14. Again the proof of friendship with him who is Lord and Master, is conformity or will in obedience—idem velle, idem nolle, ea demum firma amicitia est, to will the same, to nill the same, is really firm friendship’.

15. Servants receive orders but are not given reasons, friends are treated as intimates and admitted to the master’s secrets. So Christ made known to his disciples all that he heard, as man and teacher, from his Father. 16. Most striking characteristic of all, his love was totally gratuitious. He chose them, not they him. This choice is brought back once more to the allegory of the vine: ’I have appointed you that you should go and bring forth fruit, and your fruit should remain’. In the wonderfully bold metaphors of Ps 79(80), the apostolic tendrils of the true vine were to propagate the growth of salvation to the sea and to the Euphrates and to the ends of the earth. Such fecundity is not the result of natural activity but of prayer drawing everything from the Father in the name of his Christ.

17. All these things that Jesus enjoins have one purpose, ’that you love one another’.

18-XVI 4 Hatred on the part of the World —The external response of the world to this apparition of divine charity in its midst will, strange to say, be hatred. Persecution is really a mark of the true Church. A Christian will never be surprised at it; rather will he expect it.
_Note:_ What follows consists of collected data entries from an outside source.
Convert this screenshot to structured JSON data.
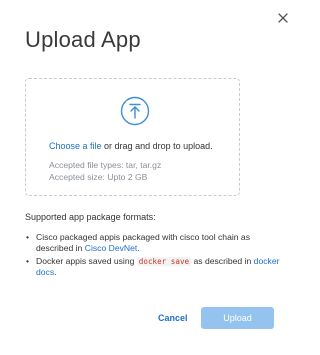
{
  "dialog": {
    "title": "Upload App",
    "close_icon": "close-icon"
  },
  "dropzone": {
    "icon": "upload-arrow-icon",
    "choose_link": "Choose a file",
    "drop_text": " or drag and drop to upload.",
    "accepted_types": "Accepted file types: tar, tar.gz",
    "accepted_size": "Accepted size: Upto 2 GB"
  },
  "formats": {
    "heading": "Supported app package formats:",
    "items": [
      {
        "text_before": "Cisco packaged appis packaged with cisco tool chain as described in ",
        "link": "Cisco DevNet",
        "text_after": "."
      },
      {
        "text_before": "Docker appis saved using ",
        "code": "docker save",
        "text_middle": " as described in ",
        "link": "docker docs",
        "text_after": "."
      }
    ]
  },
  "footer": {
    "cancel_label": "Cancel",
    "upload_label": "Upload"
  },
  "colors": {
    "link": "#1e6fc8",
    "upload_button_disabled": "#93c3ee",
    "dropzone_border": "#c6cbd1",
    "icon": "#3d8fd6"
  }
}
Christ has forewarned us.

18. He tells us: ’It (fixedly) hated me before you’ (µeµ?+´Ð?e?).

19. The reason of the hostility is found in the fact that the aspirations of disciples of Christ are clearly and categorically opposed to the aspirations of the world. A dissimilarity which is a perpetual reproof must be disliked and hated. ’Not of the world’, rather ’chosen out of the world’, are the qualifications that make the disciples of Christ a sign of contradiction. 20. Servants cannot look for better treatment than their Master received. Persecution from many, submissive love from some will be their lot, as it was his. 21. The name of Christ is the real sign of contradiction, and hatred is heavily charged and intermixed with culpable ignorance: ’they know not him that sent me’. Jesus is speaking of the Jewish world.

22. The advent of Jesus, their Christ, and his message to them has deprived them of all excuse for their unbelief.

23. Hatred of Jesus is simply hatred of God the Father.

24. His works—unique works such as no one ever did—leave them without any plea to excuse them from sin. They have seen him and they have (fixedly) hated him and his Father, whose words the words of Jesus were, and whose works were his works.

25. So it was predicted in their law (i.e. their Scriptures), for a Psalmist said in a Messianic Psalm, 68(69):5: ’They hated me without cause’; cf.Ps 34(35):19. The connexion between 25 and 26 seems to be that the inexcusability of the unbelieving Jewish world will continue, for testimony to Jesus will also continue through the Holy Spirit and the Apostles who were with him from the beginning. Thus Jesus seems to refer chiefly, if not exclusively, to the years of active Jewish persecution and to the time which had its horizon in the fall of Jerusalem. 26. In a sentence, from which a little compendium of the theology of the Holy Spirit might be extracted, the Master now points to the Paraclete as a witness of himself. The Paraclete’s relation of origin or procession from the Son is implicit in the fact that the Son sends him. He shall equally come from the Father (in this temporal mission), but the eternal procession of the Holy Ghost from the Father is commonly held to be explicity stated by the use of the present tense, ’who proceeds from the Father’. That the Spirit is a person appears clearly, for although the ’Spirit of truth’ is neuter in Gk, this name is immediately followed by the masculine personal pronoun ’he’ (??e?+????). The Apostles are witnesses of Christ, as having been with him from the beginning (cf.Acts 1:21 f.: 10:37 ff.); their testimony is distinguished from, but also united to, the testimony of the Holy Ghost (cf.Acts 5:32; Acts 15:28).